-Folk food habits derive from the environment.

-Food customs are inevitably affected by the availability of products, but people do not simply eat what is available in their particular environment.

-Food habits are strongly influenced by cultural traditions. What is eaten establishes one’s social, religious, and ethnic member ship.

-Soup, the food consumed by poorer people, shows the distinctive traditions of the neighboring cultural groups in Transylvania.

-Romanians made sour bran soups from cracked wheat, corn, brown bread, and cherry tree twigs. Saxons instead simmered fatty pork in water, added sauerkraut or vinegar, and often used fruits. Jews preferred soups made from beets and sorrel rather than from meat. Armenians made soup based on churut (curdled milk) and grounded vegetables.

-Certain foods are eaten because their natural properties are perceived to enhance qualities considered desirable by the society, such as strength, fierceness, or lovemaking ability.

-The Abipone Indians of Paraguay eat jaguars and bulls to make them strong, brave, and swift.

-The mandrake, a plant native to Mediterranean climates, was thought to enhance an individual’s lovemaking abilities. The smell of the plant’s orange-colored berries is attractive, but the mandrake’s association with sexual prowess comes primarily from the appearance of the root, which is fleshy, thick, and forked, suggesting a man’s torso.

-People refuse to eat particular plants or animals that are thought to embody negative forces in the environment. This is called a taboo.

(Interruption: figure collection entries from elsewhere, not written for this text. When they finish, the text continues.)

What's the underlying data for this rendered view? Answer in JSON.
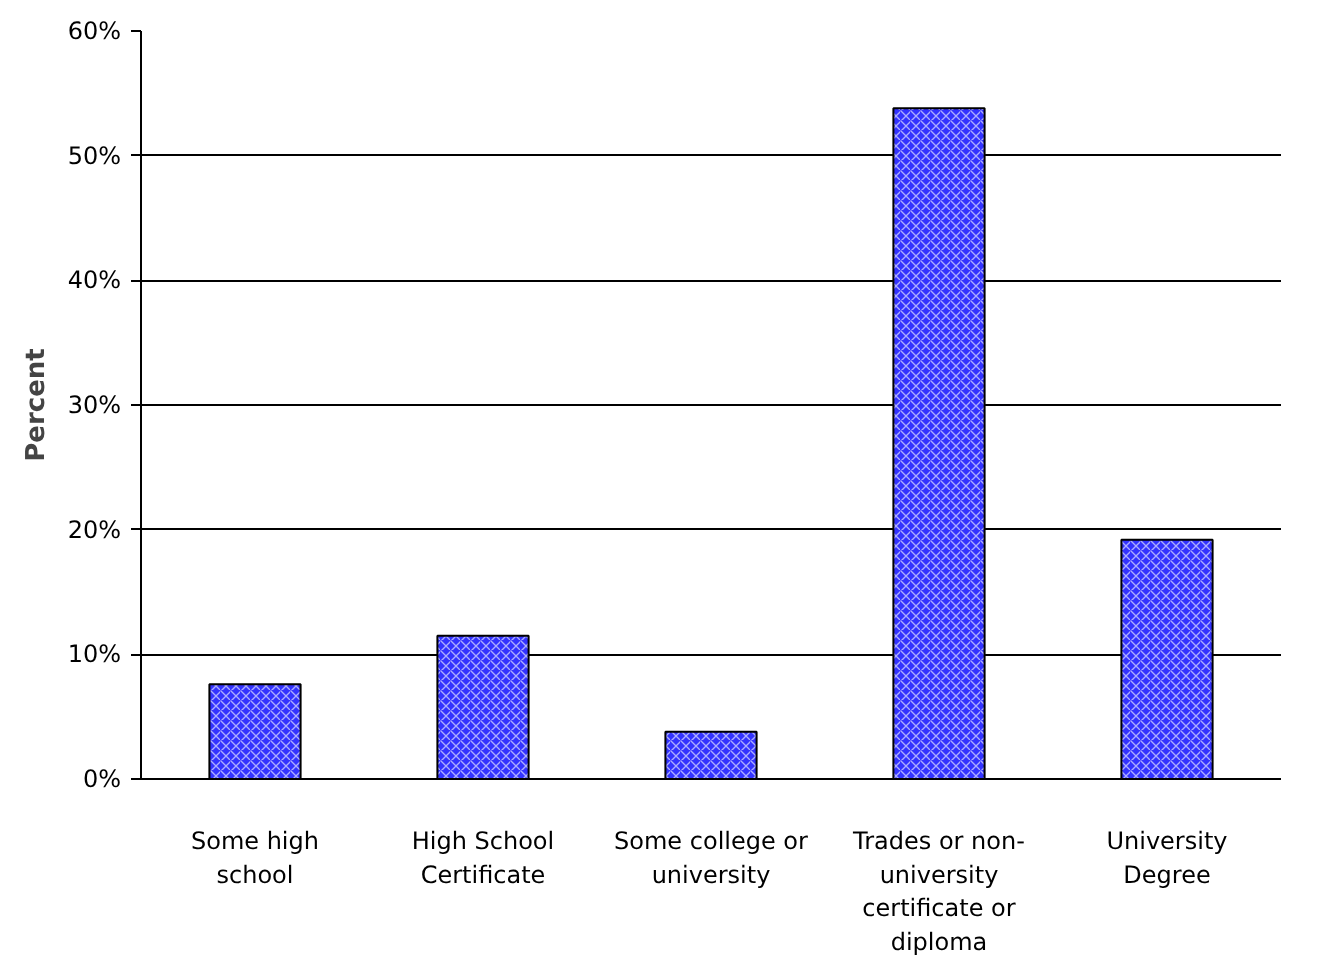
{
  "chart_data": {
    "type": "bar",
    "ylabel": "Percent",
    "categories": [
      "Some high school",
      "High School Certificate",
      "Some college or university",
      "Trades or non-university certificate or diploma",
      "University Degree"
    ],
    "values": [
      7.6,
      11.5,
      3.8,
      53.8,
      19.2
    ],
    "color": "#3333ff",
    "ylim": [
      0,
      60
    ],
    "yticks": [
      {
        "value": 0,
        "label": "0%"
      },
      {
        "value": 10,
        "label": "10%"
      },
      {
        "value": 20,
        "label": "20%"
      },
      {
        "value": 30,
        "label": "30%"
      },
      {
        "value": 40,
        "label": "40%"
      },
      {
        "value": 50,
        "label": "50%"
      },
      {
        "value": 60,
        "label": "60%"
      }
    ],
    "grid": "y"
  }
}
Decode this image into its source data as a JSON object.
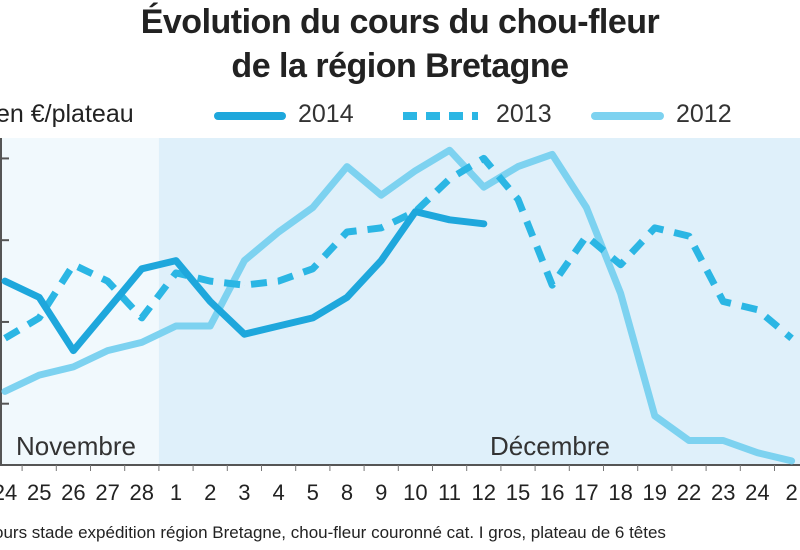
{
  "chart_data": {
    "type": "line",
    "title": "Évolution du cours du chou-fleur",
    "subtitle": "de la région Bretagne",
    "ylabel": "en €/plateau",
    "x": [
      "24",
      "25",
      "26",
      "27",
      "28",
      "1",
      "2",
      "3",
      "4",
      "5",
      "8",
      "9",
      "10",
      "11",
      "12",
      "15",
      "16",
      "17",
      "18",
      "19",
      "22",
      "23",
      "24",
      "2"
    ],
    "months": [
      {
        "label": "Novembre",
        "from": 0,
        "to": 4
      },
      {
        "label": "Décembre",
        "from": 5,
        "to": 23
      }
    ],
    "series": [
      {
        "name": "2014",
        "color": "#1ea7dc",
        "style": "solid",
        "values": [
          3.0,
          2.6,
          1.3,
          2.3,
          3.3,
          3.5,
          2.5,
          1.7,
          1.9,
          2.1,
          2.6,
          3.5,
          4.7,
          4.5,
          4.4,
          null,
          null,
          null,
          null,
          null,
          null,
          null,
          null,
          null
        ]
      },
      {
        "name": "2013",
        "color": "#2bb6e4",
        "style": "dashed",
        "values": [
          1.6,
          2.1,
          3.4,
          3.0,
          2.1,
          3.2,
          3.0,
          2.9,
          3.0,
          3.3,
          4.2,
          4.3,
          4.7,
          5.5,
          6.0,
          5.0,
          2.9,
          4.1,
          3.4,
          4.3,
          4.1,
          2.5,
          2.3,
          1.6
        ]
      },
      {
        "name": "2012",
        "color": "#7dd2f0",
        "style": "solid",
        "values": [
          0.3,
          0.7,
          0.9,
          1.3,
          1.5,
          1.9,
          1.9,
          3.5,
          4.2,
          4.8,
          5.8,
          5.1,
          5.7,
          6.2,
          5.3,
          5.8,
          6.1,
          4.8,
          2.7,
          -0.3,
          -0.9,
          -0.9,
          -1.2,
          -1.4
        ]
      }
    ],
    "ylim": [
      -1.5,
      6.5
    ],
    "grid": false,
    "legend": "top",
    "source": "ours stade expédition région Bretagne, chou-fleur couronné cat. I gros, plateau de 6 têtes"
  }
}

-The Ainus in Japan avoid eating otters because they are believed to be forgetful animals and consuming them could cause a loss of memory.

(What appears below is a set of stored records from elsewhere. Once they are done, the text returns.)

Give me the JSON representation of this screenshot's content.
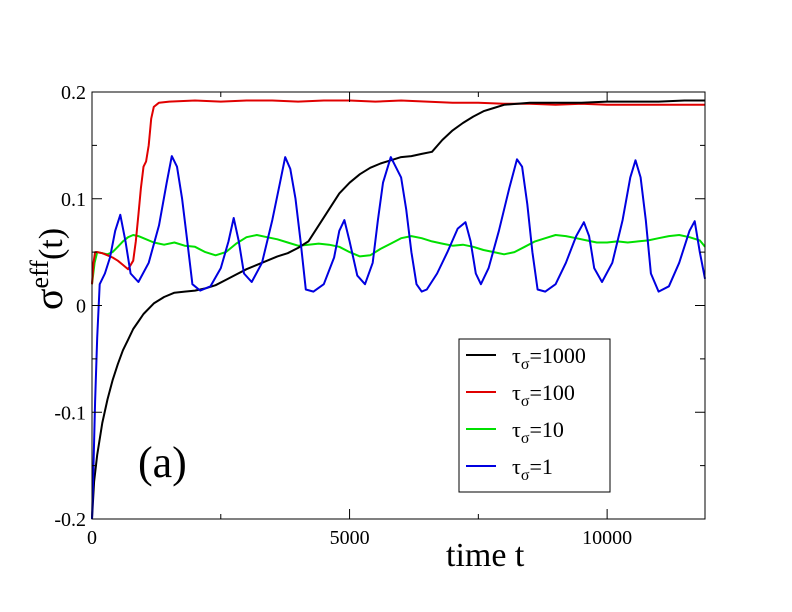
{
  "chart_data": {
    "type": "line",
    "panel_label": "(a)",
    "xlabel": "time t",
    "ylabel_base": "σ",
    "ylabel_sup": "eff",
    "ylabel_rest": "(t)",
    "xlim": [
      0,
      11900
    ],
    "ylim": [
      -0.2,
      0.2
    ],
    "x_ticks": [
      0,
      5000,
      10000
    ],
    "x_tick_labels": [
      "0",
      "5000",
      "10000"
    ],
    "y_ticks": [
      -0.2,
      -0.1,
      0,
      0.1,
      0.2
    ],
    "y_tick_labels": [
      "-0.2",
      "-0.1",
      "0",
      "0.1",
      "0.2"
    ],
    "legend_position": "bottom-right",
    "series": [
      {
        "name": "τσ=1000",
        "legend_base": "τ",
        "legend_sub": "σ",
        "legend_value": "=1000",
        "color": "#000000",
        "x": [
          0,
          40,
          100,
          200,
          300,
          400,
          500,
          600,
          700,
          800,
          900,
          1000,
          1200,
          1400,
          1600,
          1800,
          2000,
          2200,
          2400,
          2600,
          2800,
          3000,
          3200,
          3400,
          3600,
          3800,
          4000,
          4200,
          4400,
          4600,
          4800,
          5000,
          5200,
          5400,
          5600,
          5800,
          6000,
          6200,
          6400,
          6600,
          6800,
          7000,
          7200,
          7400,
          7600,
          7800,
          8000,
          8500,
          9000,
          9500,
          10000,
          10500,
          11000,
          11500,
          11900
        ],
        "values": [
          -0.2,
          -0.165,
          -0.14,
          -0.11,
          -0.088,
          -0.07,
          -0.055,
          -0.042,
          -0.032,
          -0.022,
          -0.015,
          -0.008,
          0.002,
          0.008,
          0.012,
          0.013,
          0.014,
          0.016,
          0.019,
          0.024,
          0.029,
          0.034,
          0.038,
          0.042,
          0.046,
          0.049,
          0.054,
          0.06,
          0.075,
          0.09,
          0.105,
          0.115,
          0.123,
          0.129,
          0.133,
          0.136,
          0.139,
          0.14,
          0.142,
          0.144,
          0.155,
          0.164,
          0.171,
          0.177,
          0.182,
          0.185,
          0.188,
          0.19,
          0.19,
          0.19,
          0.191,
          0.191,
          0.191,
          0.192,
          0.192
        ]
      },
      {
        "name": "τσ=100",
        "legend_base": "τ",
        "legend_sub": "σ",
        "legend_value": "=100",
        "color": "#e00000",
        "x": [
          0,
          30,
          60,
          100,
          200,
          300,
          400,
          500,
          600,
          700,
          800,
          850,
          900,
          950,
          1000,
          1050,
          1100,
          1150,
          1200,
          1300,
          1500,
          2000,
          2500,
          3000,
          3500,
          4000,
          4500,
          5000,
          5500,
          6000,
          6500,
          7000,
          7500,
          8000,
          8500,
          9000,
          9500,
          10000,
          10500,
          11000,
          11500,
          11900
        ],
        "values": [
          0.02,
          0.04,
          0.05,
          0.05,
          0.049,
          0.047,
          0.045,
          0.042,
          0.038,
          0.034,
          0.042,
          0.06,
          0.085,
          0.11,
          0.13,
          0.135,
          0.15,
          0.175,
          0.186,
          0.19,
          0.191,
          0.192,
          0.191,
          0.192,
          0.192,
          0.191,
          0.192,
          0.192,
          0.191,
          0.192,
          0.191,
          0.19,
          0.19,
          0.189,
          0.189,
          0.188,
          0.189,
          0.188,
          0.188,
          0.188,
          0.188,
          0.188
        ]
      },
      {
        "name": "τσ=10",
        "legend_base": "τ",
        "legend_sub": "σ",
        "legend_value": "=10",
        "color": "#00e000",
        "x": [
          0,
          50,
          100,
          200,
          300,
          400,
          500,
          600,
          700,
          800,
          900,
          1000,
          1200,
          1400,
          1600,
          1800,
          2000,
          2200,
          2400,
          2600,
          2800,
          3000,
          3200,
          3400,
          3600,
          3800,
          4000,
          4200,
          4400,
          4600,
          4800,
          5000,
          5200,
          5400,
          5600,
          5800,
          6000,
          6200,
          6400,
          6600,
          6800,
          7000,
          7200,
          7400,
          7600,
          7800,
          8000,
          8200,
          8400,
          8600,
          8800,
          9000,
          9200,
          9400,
          9600,
          9800,
          10000,
          10200,
          10400,
          10600,
          10800,
          11000,
          11200,
          11400,
          11600,
          11800,
          11900
        ],
        "values": [
          0.02,
          0.04,
          0.05,
          0.049,
          0.048,
          0.05,
          0.055,
          0.06,
          0.064,
          0.066,
          0.065,
          0.063,
          0.059,
          0.057,
          0.059,
          0.056,
          0.055,
          0.05,
          0.047,
          0.05,
          0.058,
          0.064,
          0.066,
          0.064,
          0.062,
          0.059,
          0.056,
          0.057,
          0.058,
          0.057,
          0.055,
          0.05,
          0.046,
          0.047,
          0.053,
          0.058,
          0.063,
          0.065,
          0.063,
          0.06,
          0.058,
          0.056,
          0.057,
          0.055,
          0.052,
          0.05,
          0.048,
          0.05,
          0.055,
          0.06,
          0.063,
          0.066,
          0.065,
          0.063,
          0.061,
          0.059,
          0.059,
          0.06,
          0.059,
          0.06,
          0.061,
          0.063,
          0.065,
          0.066,
          0.064,
          0.061,
          0.055
        ]
      },
      {
        "name": "τσ=1",
        "legend_base": "τ",
        "legend_sub": "σ",
        "legend_value": "=1",
        "color": "#0000e0",
        "x": [
          0,
          30,
          60,
          100,
          150,
          250,
          350,
          450,
          550,
          650,
          750,
          900,
          1100,
          1300,
          1450,
          1550,
          1650,
          1750,
          1850,
          1950,
          2100,
          2300,
          2500,
          2650,
          2750,
          2850,
          2950,
          3100,
          3300,
          3500,
          3650,
          3750,
          3850,
          3950,
          4050,
          4150,
          4300,
          4500,
          4700,
          4800,
          4900,
          5000,
          5150,
          5300,
          5450,
          5550,
          5650,
          5800,
          6000,
          6100,
          6200,
          6300,
          6400,
          6500,
          6700,
          6900,
          7100,
          7250,
          7350,
          7450,
          7550,
          7700,
          7900,
          8100,
          8250,
          8350,
          8450,
          8550,
          8650,
          8800,
          9000,
          9200,
          9400,
          9550,
          9650,
          9750,
          9900,
          10100,
          10300,
          10450,
          10550,
          10650,
          10750,
          10850,
          11000,
          11200,
          11400,
          11600,
          11700,
          11800,
          11900
        ],
        "values": [
          -0.2,
          -0.15,
          -0.09,
          -0.03,
          0.02,
          0.03,
          0.045,
          0.07,
          0.085,
          0.06,
          0.03,
          0.022,
          0.04,
          0.075,
          0.115,
          0.14,
          0.13,
          0.1,
          0.06,
          0.02,
          0.014,
          0.018,
          0.035,
          0.06,
          0.082,
          0.06,
          0.03,
          0.022,
          0.04,
          0.08,
          0.115,
          0.139,
          0.128,
          0.1,
          0.06,
          0.015,
          0.013,
          0.02,
          0.045,
          0.07,
          0.08,
          0.06,
          0.028,
          0.02,
          0.04,
          0.08,
          0.115,
          0.139,
          0.12,
          0.09,
          0.05,
          0.02,
          0.013,
          0.015,
          0.03,
          0.05,
          0.072,
          0.078,
          0.06,
          0.03,
          0.02,
          0.035,
          0.07,
          0.11,
          0.137,
          0.13,
          0.095,
          0.05,
          0.015,
          0.013,
          0.02,
          0.04,
          0.065,
          0.078,
          0.065,
          0.035,
          0.022,
          0.04,
          0.08,
          0.12,
          0.136,
          0.12,
          0.08,
          0.03,
          0.013,
          0.018,
          0.04,
          0.07,
          0.079,
          0.05,
          0.025
        ]
      }
    ]
  }
}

-Europeans blamed the potato for a variety of problems during the seventeenth and eighteenth centuries, including typhoid, tuberculosis, and famine. They also resisted eating the potato because it resembled human deformities caused by leprosy.

-Before becoming pregnant, the Mbum Kpau women of Chad do not eat chicken or goat. Abstaining from consumption of these animals is thought to help escape pain in childbirth and to prevent birth of a child with abnormalities. During pregnancy, Mbum Kpau women avoid meat from antelopes with twisted horns, which could cause them to bear offspring with deformities.

-Some folk cultures may establish food taboos because of concern for the natural environment. These taboos may help to protect endangered animals or to conserve scarce natural resources.

-For example, to preserve scarce animal species, only a few high-ranking people in some tropical regions are permitted to hunt, whereas the majority cultivate crops.

-Muslims embrace the taboo against pork, because pigs are unsuited for the dry lands of the Arabian Peninsula. Pigs would compete with humans for food and water without offering compensating benefits, such as being able to pull a plow, carry loads, or provide milk and wool.

- Hindu taboos against consuming cows can also be partly explained by environmental reasons. Cows are the source of oxen, the traditional choice for pulling plows as well as carts.

In Hinduism, the holy cow is a symbol of wealth, strength, abundance, selfless giving and a full earthly life.

Halal Food Restrictions as an example of food taboos (external link)

Kashrut and Kosher Food Restrictions as an example of food taboos (external link)

PBS Site on Food Taboos (external link)

Popular Food Customs

-Consumption of large quantities of alcoholic beverages and snack foods are characteristic of the food customs of popular societies.

-Southerners may prefer pork rinds because more hogs are raised there, and northerners may prefer popcorn and potato chips because more corn and potatoes are grown there.

-Cultural backgrounds also affect the amount and types of alcohol and snack foods consumed.

-Baptists and Mormons drink less than do adherents of other denominations. Because Baptists are concentrated in the Southeast and Mormons in Utah, these regions have relatively low consumption rates. Nevada has a high rate because of the heavy concentration of gambling and other resort activities there.

-Consumption of alcohol and snack foods is part of popular culture primarily dependent on two factors: high income and national advertising.

-The spatial distribution of wine production demonstrates that the environment plays a role in the distribution of popular as well as folk food customs.

-Vineyards are best cultivated in temperate climates of moderately cold, rainy winters and fairly long, hot summers.

-A site near a lake or river is desirable because water can temper extremes of temperature.

-Grapes can be grown in a variety of soils, but the best wine tends to be produced from grapes grown in soil that is coarse and well drained-a soil not necessarily fertile for other crops.

-The distinctive character of each region’s wine is especially influenced by the unique combination of trace elements, such as boron, manganese, and zinc, in the rock or soil.

-Because of the unique product created by these distinctive soil and climate characteristics, the world’s finest wines are most frequently identified by their place of origin.

-Wine production is discouraged in regions of the world dominated by religions other than Christianity. Hindus and Muslims in particular avoid alcoholic beverages. Thus wine production is limited in the Middle East and southern Asia primarily because of cultural values, especially religion.